I was prepared to hate this. I could go on and on about how American/Western trends need to stay far away from k-pop, and how the tropical house sound in particular has felt stale for over a year, but I feel like I bring that up every few days anyway. Even when other k-pop artists were succumbing to lowest-common-denominator gimmicks, Seventeen were always an oasis of classic pop smarts. Based on the previews and descriptions, I was terrified that Don’t Wanna Cry (울고 싶지 않아) would see them lose that creative spark. But while the song represents a drastic (westernized) shift in sound that isn’t my preferred direction for the group, the songwriting and arrangement remains strong.

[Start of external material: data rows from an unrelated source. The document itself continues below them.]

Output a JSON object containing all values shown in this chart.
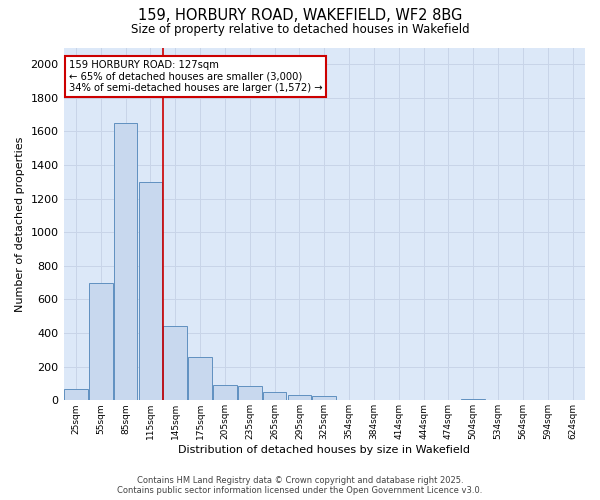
{
  "title1": "159, HORBURY ROAD, WAKEFIELD, WF2 8BG",
  "title2": "Size of property relative to detached houses in Wakefield",
  "xlabel": "Distribution of detached houses by size in Wakefield",
  "ylabel": "Number of detached properties",
  "categories": [
    "25sqm",
    "55sqm",
    "85sqm",
    "115sqm",
    "145sqm",
    "175sqm",
    "205sqm",
    "235sqm",
    "265sqm",
    "295sqm",
    "325sqm",
    "354sqm",
    "384sqm",
    "414sqm",
    "444sqm",
    "474sqm",
    "504sqm",
    "534sqm",
    "564sqm",
    "594sqm",
    "624sqm"
  ],
  "values": [
    65,
    700,
    1650,
    1300,
    440,
    255,
    90,
    85,
    50,
    30,
    25,
    0,
    0,
    0,
    0,
    0,
    10,
    0,
    0,
    0,
    0
  ],
  "bar_color": "#c8d8ee",
  "bar_edge_color": "#6090c0",
  "vline_x_idx": 3.5,
  "vline_color": "#cc0000",
  "annotation_text": "159 HORBURY ROAD: 127sqm\n← 65% of detached houses are smaller (3,000)\n34% of semi-detached houses are larger (1,572) →",
  "annotation_box_color": "#ffffff",
  "annotation_box_edge": "#cc0000",
  "ylim": [
    0,
    2100
  ],
  "yticks": [
    0,
    200,
    400,
    600,
    800,
    1000,
    1200,
    1400,
    1600,
    1800,
    2000
  ],
  "grid_color": "#c8d4e8",
  "bg_color": "#ffffff",
  "plot_bg_color": "#dce8f8",
  "footer1": "Contains HM Land Registry data © Crown copyright and database right 2025.",
  "footer2": "Contains public sector information licensed under the Open Government Licence v3.0."
}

Up until now, Seventeen’s title tracks have burst at the seams, presenting a bombastic brew of funk-influenced pop right from the start. But Don’t Wanna Cry takes its time to build, opening with an atmospheric blend of bubbling synths and pitched vocals. It’s an extremely trendy sound, but does a nice job rising to the song’s eventual drop. The cascade of drums that hit just before the pre-chorus are the instrumental’s most potent moment, injecting a sense of live-band drama to an otherwise formulaic structure. And though I’ll never be a fan of synth driven choruses, the Chainsmokers-esque beat drop works well within the context of Cry‘s stronger moments.
Melodically, Don’t Wanna Cry lacks the punch of Seventeen’s best work, relying heavily on one repeated refrain rather than a more complex chorus. Thankfully, the group adds their trademark, layered ad-libs to either side of this hook, pulling in just enough of their unique flavor to keep things from sounding too generic. The song is gorgeously performed, from its cresting build to its more subdued, pensive moments. When it comes down to it, Seventeen have proven that they can pull off a wide range of concepts. And now that that’s out of the way, I’ve got my fingers crossed for another Very Nice.